The code uses libquadmath, which is part of gcc. As far as we know, the only official way to install the library is as part of a gcc installation. The dnw branch ./configure step finds both the library and its include file on our macos and linux systems, but the paths are not readily visible. Here's the current version of the include file at GitHub: quadmath.h. And here's the API documentation: GCC libquadmath.
The floating point encoding corresponds to the IEEE 754-2008 binary128 format, which has a storage width of 128 bits, a significand precision p of 113 bits, including an implicit leading bit, a maximum exponent emax of 16,383, and a minimum exponent emin of -16,382. We call these quad floats, or simply quads. Like the binary32 single float and binary64 double float formats, there are no gaps in the binary representation of quad floats. Double floats are the PFE default.

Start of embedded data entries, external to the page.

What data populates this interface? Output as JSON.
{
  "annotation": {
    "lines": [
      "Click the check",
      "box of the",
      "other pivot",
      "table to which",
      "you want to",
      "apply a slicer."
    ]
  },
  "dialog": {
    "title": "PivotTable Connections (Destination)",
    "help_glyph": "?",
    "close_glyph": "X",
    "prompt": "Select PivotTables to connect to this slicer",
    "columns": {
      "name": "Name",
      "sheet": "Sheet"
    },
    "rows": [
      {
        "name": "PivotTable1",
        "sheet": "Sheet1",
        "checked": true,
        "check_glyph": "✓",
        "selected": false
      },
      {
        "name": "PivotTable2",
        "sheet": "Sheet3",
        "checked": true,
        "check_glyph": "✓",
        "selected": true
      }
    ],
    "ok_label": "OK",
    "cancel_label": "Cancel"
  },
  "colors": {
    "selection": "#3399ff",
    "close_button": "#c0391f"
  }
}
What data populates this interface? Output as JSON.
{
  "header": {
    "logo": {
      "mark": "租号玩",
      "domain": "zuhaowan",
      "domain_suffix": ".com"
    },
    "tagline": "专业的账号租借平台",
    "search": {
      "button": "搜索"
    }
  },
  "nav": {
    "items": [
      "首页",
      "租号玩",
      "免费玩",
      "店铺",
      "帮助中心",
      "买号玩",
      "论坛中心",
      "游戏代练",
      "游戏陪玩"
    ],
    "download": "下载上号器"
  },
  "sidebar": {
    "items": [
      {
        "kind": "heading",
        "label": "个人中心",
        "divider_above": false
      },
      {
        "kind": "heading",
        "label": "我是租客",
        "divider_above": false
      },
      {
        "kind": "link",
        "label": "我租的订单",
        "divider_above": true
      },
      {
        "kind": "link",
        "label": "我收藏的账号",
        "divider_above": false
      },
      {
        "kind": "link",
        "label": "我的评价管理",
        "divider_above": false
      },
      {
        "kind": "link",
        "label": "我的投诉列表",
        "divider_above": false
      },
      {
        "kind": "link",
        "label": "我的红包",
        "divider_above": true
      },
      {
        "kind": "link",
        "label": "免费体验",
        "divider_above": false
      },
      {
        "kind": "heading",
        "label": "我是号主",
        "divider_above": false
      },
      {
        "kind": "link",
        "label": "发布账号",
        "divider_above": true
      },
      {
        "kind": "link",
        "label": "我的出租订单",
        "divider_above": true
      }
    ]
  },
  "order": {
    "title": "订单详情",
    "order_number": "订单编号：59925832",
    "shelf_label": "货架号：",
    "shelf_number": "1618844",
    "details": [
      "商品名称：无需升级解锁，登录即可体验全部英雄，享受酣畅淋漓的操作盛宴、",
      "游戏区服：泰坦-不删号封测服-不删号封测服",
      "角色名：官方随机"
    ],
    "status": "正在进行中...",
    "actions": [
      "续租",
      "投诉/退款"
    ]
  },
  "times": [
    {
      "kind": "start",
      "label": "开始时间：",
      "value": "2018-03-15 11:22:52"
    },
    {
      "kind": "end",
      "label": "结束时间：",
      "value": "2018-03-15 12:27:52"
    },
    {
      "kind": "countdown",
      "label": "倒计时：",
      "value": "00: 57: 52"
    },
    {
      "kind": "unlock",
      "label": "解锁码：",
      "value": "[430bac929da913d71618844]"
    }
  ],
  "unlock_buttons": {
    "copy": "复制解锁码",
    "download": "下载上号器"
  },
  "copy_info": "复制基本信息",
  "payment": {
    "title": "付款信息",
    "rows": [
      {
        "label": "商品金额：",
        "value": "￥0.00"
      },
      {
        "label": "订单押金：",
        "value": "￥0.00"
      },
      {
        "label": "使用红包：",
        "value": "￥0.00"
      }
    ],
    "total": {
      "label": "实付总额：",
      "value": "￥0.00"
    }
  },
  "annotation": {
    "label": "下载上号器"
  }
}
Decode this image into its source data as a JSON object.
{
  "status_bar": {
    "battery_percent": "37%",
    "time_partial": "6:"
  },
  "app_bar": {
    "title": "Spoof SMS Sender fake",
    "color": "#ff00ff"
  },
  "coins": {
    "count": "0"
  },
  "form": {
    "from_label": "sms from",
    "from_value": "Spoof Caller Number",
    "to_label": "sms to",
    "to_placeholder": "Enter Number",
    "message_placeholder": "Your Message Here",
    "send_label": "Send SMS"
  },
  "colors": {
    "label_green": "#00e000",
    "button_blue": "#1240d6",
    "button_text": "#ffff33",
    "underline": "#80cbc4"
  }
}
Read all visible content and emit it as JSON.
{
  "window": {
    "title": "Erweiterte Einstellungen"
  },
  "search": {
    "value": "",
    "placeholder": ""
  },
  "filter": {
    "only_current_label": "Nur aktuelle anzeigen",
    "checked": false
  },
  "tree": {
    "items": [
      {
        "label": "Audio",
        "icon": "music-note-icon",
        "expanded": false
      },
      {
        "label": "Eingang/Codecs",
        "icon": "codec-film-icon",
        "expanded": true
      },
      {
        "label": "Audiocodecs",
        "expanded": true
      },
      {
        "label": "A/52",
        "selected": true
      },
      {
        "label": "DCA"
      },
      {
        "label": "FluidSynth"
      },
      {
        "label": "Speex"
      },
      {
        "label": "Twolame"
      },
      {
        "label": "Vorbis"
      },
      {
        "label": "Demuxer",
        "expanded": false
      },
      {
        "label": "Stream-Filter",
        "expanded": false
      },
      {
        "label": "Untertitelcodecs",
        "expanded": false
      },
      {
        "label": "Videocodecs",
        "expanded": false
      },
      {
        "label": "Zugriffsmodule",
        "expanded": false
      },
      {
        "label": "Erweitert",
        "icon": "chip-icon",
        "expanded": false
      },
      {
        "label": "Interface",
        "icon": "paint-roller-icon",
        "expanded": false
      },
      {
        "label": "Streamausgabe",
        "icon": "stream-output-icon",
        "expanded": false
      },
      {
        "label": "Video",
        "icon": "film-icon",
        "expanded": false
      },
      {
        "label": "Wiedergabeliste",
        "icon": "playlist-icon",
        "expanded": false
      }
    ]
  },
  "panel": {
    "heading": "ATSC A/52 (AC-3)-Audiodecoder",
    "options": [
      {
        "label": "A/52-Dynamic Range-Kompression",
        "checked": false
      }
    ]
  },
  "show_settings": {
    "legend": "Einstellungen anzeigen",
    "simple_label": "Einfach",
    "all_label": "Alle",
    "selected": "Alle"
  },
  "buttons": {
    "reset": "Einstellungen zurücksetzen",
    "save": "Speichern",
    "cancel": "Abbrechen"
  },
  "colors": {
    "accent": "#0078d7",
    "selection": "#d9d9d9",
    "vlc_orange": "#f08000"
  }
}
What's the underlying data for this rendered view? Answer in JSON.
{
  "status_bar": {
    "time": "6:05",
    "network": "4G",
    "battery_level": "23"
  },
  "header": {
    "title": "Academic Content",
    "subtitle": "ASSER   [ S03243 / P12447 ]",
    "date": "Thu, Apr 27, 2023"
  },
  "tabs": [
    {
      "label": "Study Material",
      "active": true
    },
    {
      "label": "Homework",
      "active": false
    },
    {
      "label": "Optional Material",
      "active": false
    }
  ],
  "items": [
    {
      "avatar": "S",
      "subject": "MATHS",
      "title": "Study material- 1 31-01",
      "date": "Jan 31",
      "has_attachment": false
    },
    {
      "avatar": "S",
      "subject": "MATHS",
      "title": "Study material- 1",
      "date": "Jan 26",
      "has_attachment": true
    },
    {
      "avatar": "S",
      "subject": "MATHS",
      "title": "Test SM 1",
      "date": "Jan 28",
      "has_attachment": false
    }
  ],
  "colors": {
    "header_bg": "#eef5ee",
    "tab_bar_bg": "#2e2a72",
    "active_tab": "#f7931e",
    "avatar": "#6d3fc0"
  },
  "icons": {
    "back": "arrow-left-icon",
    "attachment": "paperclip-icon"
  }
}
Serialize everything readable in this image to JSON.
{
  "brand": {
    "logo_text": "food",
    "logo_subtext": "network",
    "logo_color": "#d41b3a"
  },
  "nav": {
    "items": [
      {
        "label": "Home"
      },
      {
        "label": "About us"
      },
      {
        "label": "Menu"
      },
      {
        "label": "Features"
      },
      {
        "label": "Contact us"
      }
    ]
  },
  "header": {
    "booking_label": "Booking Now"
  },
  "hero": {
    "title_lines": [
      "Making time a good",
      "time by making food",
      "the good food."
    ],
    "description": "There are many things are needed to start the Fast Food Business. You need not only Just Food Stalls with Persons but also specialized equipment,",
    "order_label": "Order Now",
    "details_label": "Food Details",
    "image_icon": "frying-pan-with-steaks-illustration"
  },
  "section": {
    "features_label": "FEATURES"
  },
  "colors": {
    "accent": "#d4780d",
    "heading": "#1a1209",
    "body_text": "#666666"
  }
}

The floating and qfloating modules are independent of each other, with one exception to be mentioned shortly, and can be loaded individually or simultaneously. The qfloat stack is separate from both the float and data stacks.
The syntax for floating-point data in text input and output is identical for the two modules, but with independent input conversion and output print precision.
The traditional PFE outer interpreter has one slot for floating-point interpretation, which can hold a null pointer for no interpretation, a pointer to the double-float interpreter for a separate floating-point stack, or a pointer to a double-float interpreter for an integrated stack, implemented in Krishna Myneni's fpnostack module. The quad-float interpreter uses the same slot.
Switching the pointers between the double-float and quad-float interpreters when both modules are loaded is an experimental feature, provided by the floating module word SET-INTERPRET-FLOAT and the qfloating module word SET-INTERPRET-QFLOAT. Further invocations of LOADM on the modules don't have that effect, because LOADM <module> literally becomes a noop once <module> is loaded.